Three days a week. Column 1 is the speed/endurance workout, column 2 is speed, column 3 is LSD (long steady distance, not hallucinogens. But you will hallucinate if you do all these workouts right.). Try to do the speed workouts when you’re fresh.

Alter them upward or downward as you see fit.

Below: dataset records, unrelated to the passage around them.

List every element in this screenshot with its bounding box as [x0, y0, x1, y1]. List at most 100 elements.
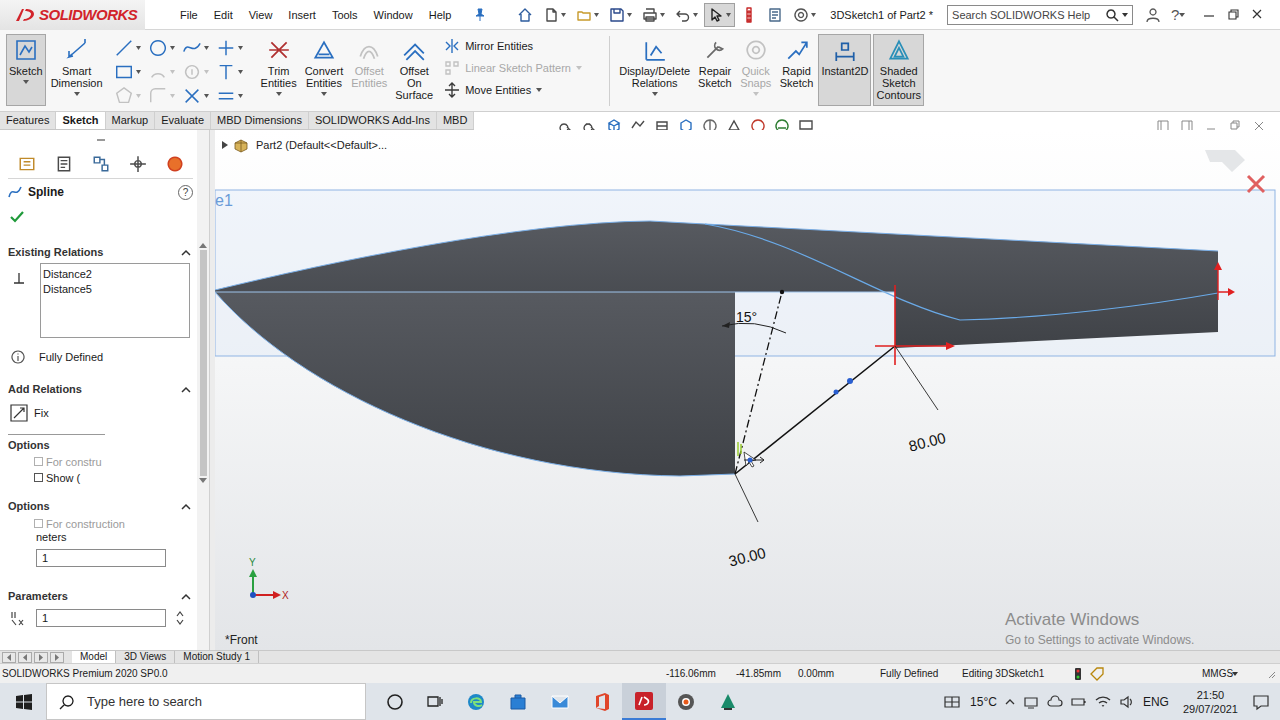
sketch-tool-button[interactable] — [148, 84, 182, 108]
edge-icon[interactable] — [466, 692, 486, 712]
command-button[interactable]: Repair Sketch — [695, 34, 735, 106]
help-button[interactable]: ? — [1171, 6, 1179, 23]
section-header[interactable]: Existing Relations — [8, 243, 193, 261]
help-button[interactable]: ? — [178, 185, 193, 200]
help-search[interactable]: Search SOLIDWORKS Help — [947, 5, 1133, 25]
sketch-point[interactable] — [780, 290, 784, 294]
tab-nav-icon[interactable] — [2, 652, 16, 663]
menu-item[interactable]: File — [172, 9, 206, 21]
command-button[interactable]: Offset Entities — [348, 34, 390, 106]
manager-tab-icon[interactable] — [18, 155, 36, 173]
sketch-tool-button[interactable] — [148, 60, 182, 84]
tab-nav-icon[interactable] — [50, 652, 64, 663]
command-button[interactable]: Quick Snaps — [737, 34, 775, 106]
model-tab[interactable]: Model — [72, 651, 116, 663]
taskbar-app-active[interactable] — [622, 683, 666, 720]
quick-tool-button[interactable] — [671, 3, 702, 27]
angle-dimension[interactable]: 15° — [736, 309, 757, 325]
wifi-icon[interactable] — [1095, 694, 1111, 710]
sketch-canvas[interactable]: 15°80.0030.00YX — [215, 130, 1280, 650]
sketch-tool-button[interactable] — [114, 36, 148, 60]
minimize-icon[interactable] — [1197, 7, 1221, 23]
quick-tool-button[interactable] — [513, 3, 537, 27]
length-dimension[interactable]: 30.00 — [727, 544, 768, 570]
manager-tab-icon[interactable] — [92, 155, 110, 173]
sketch-tool-button[interactable] — [216, 60, 250, 84]
plane-label[interactable]: e1 — [215, 192, 233, 210]
caret-icon[interactable] — [74, 92, 80, 96]
relations-list[interactable]: Distance2Distance5 — [40, 263, 190, 338]
spinner-icon[interactable] — [176, 611, 184, 625]
menu-item[interactable]: Tools — [324, 9, 366, 21]
taskbar-search[interactable]: Type here to search — [46, 683, 366, 720]
option-checkbox[interactable]: For constru — [8, 454, 193, 469]
body-lower[interactable] — [215, 292, 735, 476]
command-button[interactable]: Rapid Sketch — [777, 34, 817, 106]
unit-system[interactable]: MMGS — [1202, 668, 1232, 679]
relation-button[interactable]: Fix — [8, 404, 193, 422]
model-tab[interactable]: Motion Study 1 — [175, 651, 259, 663]
command-button[interactable]: Mirror Entities — [444, 38, 599, 54]
resize-grip-icon[interactable] — [1266, 669, 1276, 679]
office-icon[interactable] — [592, 692, 612, 712]
manager-tab-icon[interactable] — [55, 155, 73, 173]
caret-icon[interactable] — [1232, 672, 1238, 676]
parameter-field[interactable]: 1 — [36, 609, 166, 627]
section-header[interactable]: Parameters — [8, 587, 193, 605]
sketch-tool-button[interactable] — [182, 84, 216, 108]
section-header[interactable]: Options — [8, 497, 193, 515]
notification-icon[interactable] — [1252, 693, 1270, 711]
command-button[interactable]: Move Entities — [444, 82, 599, 98]
command-button[interactable]: Display/Delete Relations — [616, 34, 693, 106]
options-field[interactable]: 1 — [36, 549, 166, 567]
tray-expand-icon[interactable] — [1005, 698, 1015, 706]
option-checkbox[interactable]: Show ( — [8, 470, 193, 485]
quick-tool-button[interactable] — [638, 3, 669, 27]
quick-tool-button[interactable] — [789, 3, 820, 27]
clock[interactable]: 21:5029/07/2021 — [1183, 688, 1238, 716]
command-button[interactable]: Shaded Sketch Contours — [873, 34, 924, 106]
sketch-tool-button[interactable] — [114, 60, 148, 84]
cloud-icon[interactable] — [1047, 694, 1063, 710]
manager-tab-icon[interactable] — [129, 155, 147, 173]
command-tab[interactable]: SOLIDWORKS Add-Ins — [309, 112, 437, 129]
sketch-tool-button[interactable] — [216, 84, 250, 108]
section-header[interactable]: Add Relations — [8, 380, 193, 398]
confirm-icon[interactable] — [1205, 150, 1245, 172]
feature-tree-flyout[interactable]: Part2 (Default<<Default>... — [222, 137, 387, 153]
spline-edge[interactable] — [705, 224, 1218, 320]
command-button[interactable]: Convert Entities — [302, 34, 347, 106]
option-checkbox[interactable]: For construction — [8, 516, 193, 531]
network-icon[interactable] — [1023, 694, 1039, 710]
command-button[interactable]: Smart Dimension — [48, 34, 106, 106]
caret-icon[interactable] — [23, 80, 29, 84]
command-tab[interactable]: Features — [0, 112, 56, 129]
command-tab[interactable]: Evaluate — [155, 112, 211, 129]
length-dimension[interactable]: 80.00 — [907, 429, 948, 455]
command-button[interactable]: Trim Entities — [258, 34, 300, 106]
graphics-area[interactable]: 15°80.0030.00YXPart2 (Default<<Default>.… — [215, 130, 1280, 650]
spline-handle[interactable] — [834, 390, 839, 395]
sketch-point[interactable] — [748, 458, 753, 463]
panel-grip[interactable] — [8, 130, 193, 150]
pin-icon[interactable] — [473, 8, 487, 22]
caret-icon[interactable] — [576, 66, 582, 70]
cancel-icon[interactable] — [1248, 176, 1264, 192]
relation-item[interactable]: Distance2 — [43, 267, 187, 282]
store-icon[interactable] — [508, 692, 528, 712]
quick-tool-button[interactable] — [539, 3, 570, 27]
user-icon[interactable] — [1145, 7, 1161, 23]
close-icon[interactable] — [1245, 7, 1269, 23]
weather-text[interactable]: 15°C — [970, 695, 997, 709]
sketch-tool-button[interactable] — [182, 60, 216, 84]
confirmation-corner[interactable] — [1205, 150, 1264, 192]
sketch-tool-button[interactable] — [114, 84, 148, 108]
quick-tool-button[interactable] — [763, 3, 787, 27]
app-icon[interactable] — [718, 692, 738, 712]
mail-icon[interactable] — [550, 692, 570, 712]
quick-tool-button[interactable] — [704, 3, 735, 27]
sketch-line[interactable] — [735, 346, 895, 474]
weather-icon[interactable] — [942, 694, 962, 710]
command-tab[interactable]: MBD — [437, 112, 474, 129]
command-button[interactable]: Linear Sketch Pattern — [444, 60, 599, 76]
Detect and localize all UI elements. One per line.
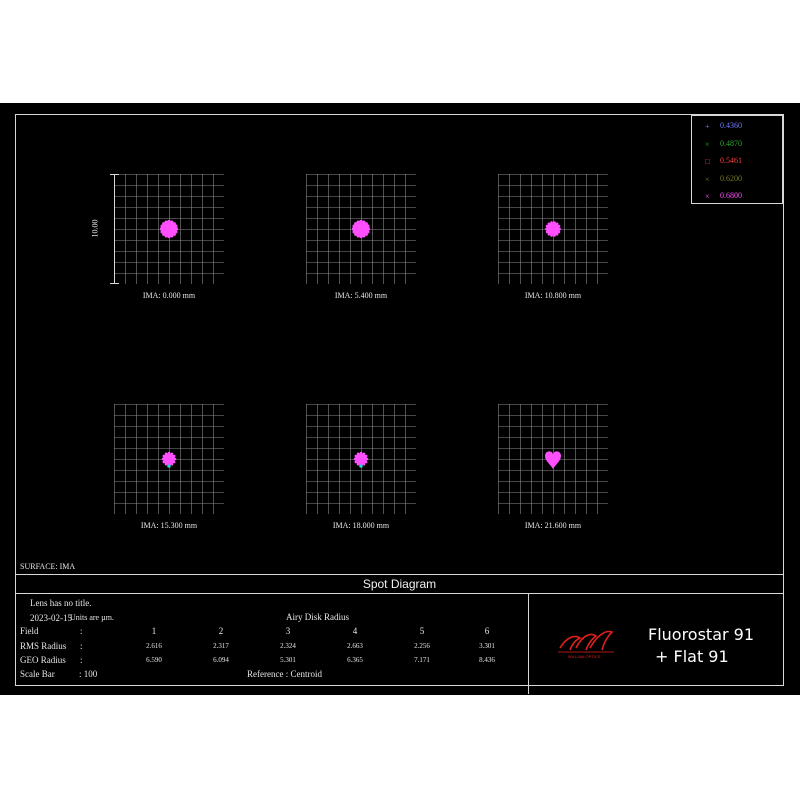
field-caption: IMA: 10.800 mm — [524, 291, 582, 300]
field-number: 4 — [352, 626, 358, 636]
legend-entry: +0.4360 — [692, 120, 784, 134]
lens-title: Lens has no title. — [30, 598, 92, 608]
legend-value: 0.5461 — [720, 156, 742, 165]
legend-value: 0.6800 — [720, 191, 742, 200]
field-number: 1 — [151, 626, 157, 636]
legend-entry: × 0.4870 — [692, 138, 784, 152]
legend-entry: □ 0.5461 — [692, 155, 784, 169]
field-caption: IMA: 21.600 mm — [524, 521, 582, 530]
legend-value: 0.4360 — [720, 121, 742, 130]
product-line-2: + Flat 91 — [655, 647, 729, 666]
rms-value: 2.663 — [347, 642, 363, 650]
spot-cluster — [353, 451, 369, 468]
scale-bar — [114, 174, 115, 284]
spot-cluster — [159, 219, 179, 239]
geo-row-colon: : — [80, 655, 83, 665]
rms-value: 2.317 — [213, 642, 229, 650]
field-caption: IMA: 5.400 mm — [334, 291, 388, 300]
spot-cluster — [545, 221, 561, 237]
spot-grid — [114, 174, 224, 284]
logo-text: WILLIAM OPTICS — [568, 654, 601, 659]
field-number: 5 — [419, 626, 425, 636]
field-number: 3 — [285, 626, 291, 636]
field-row-colon: : — [80, 626, 83, 636]
scale-bar-label: 10.00 — [90, 219, 100, 238]
title-bar: Spot Diagram — [15, 574, 784, 594]
geo-value: 8.436 — [479, 656, 495, 664]
spot-cluster — [161, 451, 177, 468]
spot-cluster — [351, 219, 371, 239]
legend-marker-icon: + — [705, 122, 710, 131]
legend-entry: × 0.6200 — [692, 173, 784, 187]
geo-value: 6.590 — [146, 656, 162, 664]
spot-grid — [306, 174, 416, 284]
spot-grid — [498, 174, 608, 284]
geo-value: 6.094 — [213, 656, 229, 664]
rms-row-colon: : — [80, 641, 83, 651]
geo-value: 5.301 — [280, 656, 296, 664]
scale-bar-bottom-tick — [110, 283, 119, 284]
geo-row-label: GEO Radius — [20, 655, 66, 665]
geo-value: 7.171 — [414, 656, 430, 664]
airy-disk-label: Airy Disk Radius — [286, 612, 349, 622]
spot-grid — [306, 404, 416, 514]
rms-value: 2.256 — [414, 642, 430, 650]
date-label: 2023-02-15 — [30, 613, 72, 623]
spot-grid — [114, 404, 224, 514]
scale-bar-top-tick — [110, 174, 119, 175]
surface-label: SURFACE: IMA — [20, 562, 76, 571]
field-caption: IMA: 15.300 mm — [140, 521, 198, 530]
field-row-label: Field — [20, 626, 39, 636]
rms-row-label: RMS Radius — [20, 641, 67, 651]
rms-value: 2.324 — [280, 642, 296, 650]
units-label: Units are µm. — [70, 613, 114, 622]
reference-label: Reference : Centroid — [247, 669, 322, 679]
legend-entry: × 0.6800 — [692, 190, 784, 204]
spot-grid — [498, 404, 608, 514]
field-caption: IMA: 0.000 mm — [142, 291, 196, 300]
legend-marker-icon: × — [705, 139, 710, 149]
wavelength-legend: +0.4360 × 0.4870 □ 0.5461 × 0.6200 × 0.6800 — [691, 115, 783, 204]
legend-marker-icon: □ — [705, 157, 710, 166]
product-line-1: Fluorostar 91 — [648, 625, 755, 644]
field-caption: IMA: 18.000 mm — [332, 521, 390, 530]
geo-value: 6.365 — [347, 656, 363, 664]
field-number: 6 — [484, 626, 490, 636]
legend-marker-icon: × — [705, 192, 710, 201]
legend-value: 0.4870 — [720, 138, 742, 148]
spot-cluster — [545, 451, 561, 469]
legend-value: 0.6200 — [720, 173, 742, 183]
diagram-title: Spot Diagram — [362, 577, 437, 591]
rms-value: 3.301 — [479, 642, 495, 650]
info-divider — [528, 593, 529, 694]
rms-value: 2.616 — [146, 642, 162, 650]
scale-bar-row-label: Scale Bar — [20, 669, 55, 679]
legend-marker-icon: × — [705, 174, 710, 184]
field-number: 2 — [218, 626, 224, 636]
scale-bar-value: : 100 — [79, 669, 98, 679]
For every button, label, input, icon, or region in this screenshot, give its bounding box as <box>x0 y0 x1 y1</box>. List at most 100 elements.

Week Speed/Endurance Speed LSD Notes
1 5 x 7mins/2mins rest between @ tempo 30 min piece w/ one change at max every minute (alternate sides) 40 minutes steady paddle without rest @ 70% “tempo” means as hard as you can sustain for that length of time. Rest is complete stop
2 6 x 5mins/1min rest between @ tempo one change (~15 strokes) on, 2 changes off x 12 x 2 sets, 2 mins rest between 50 minutes without rest @ 70% 70% is a pace where you can talk but not in complete sentences
3 4 x 10mins/2mins rest 5 sets: 10 strokes on/50 off, 20 on/40 off, 30 on/30 off, 40 on/20 off, 50 on/10 off; rest 4 mins. 1 hour steady paddle @ 70% “on” means as hard as you can go, and “off” means normal rate/pressure
4 3×15 mins/2 mins rest 3x (12 x 1 min @max, 30 seconds off) 4mins rest 70 min steady paddle @ 70 percent
5 6 x 9 mins/1.5 mins rest one change on, 2 off x 12 – 3 sets, 2 mins rest in between 1.5 hour steady paddle pieces are tempo, that means as hard as you can sustain for the “on” time. the steady paddles are no rest, low exertion.
6 12×4 mins/1 min rest 12 x 30 seconds at max, with starts each time (2 mins rest) – 2 sets with 4 mins rest between 1.75 hour steady paddle
7 12 mins on/3 mins active rest – 4 sets 30 min piece w/ one side at max every minute – 2 sets with 4 mins rest in between 2 hour steady paddle

For extra challenge/strength workout, put a bungee or wrap your leash around the canoe, just in front of the foot pedals. Do a set or two with the bungee on when you’re fresh, and make the focus on your catch and power within your technique. when you take the bungee off, expand the focus to speed and glide.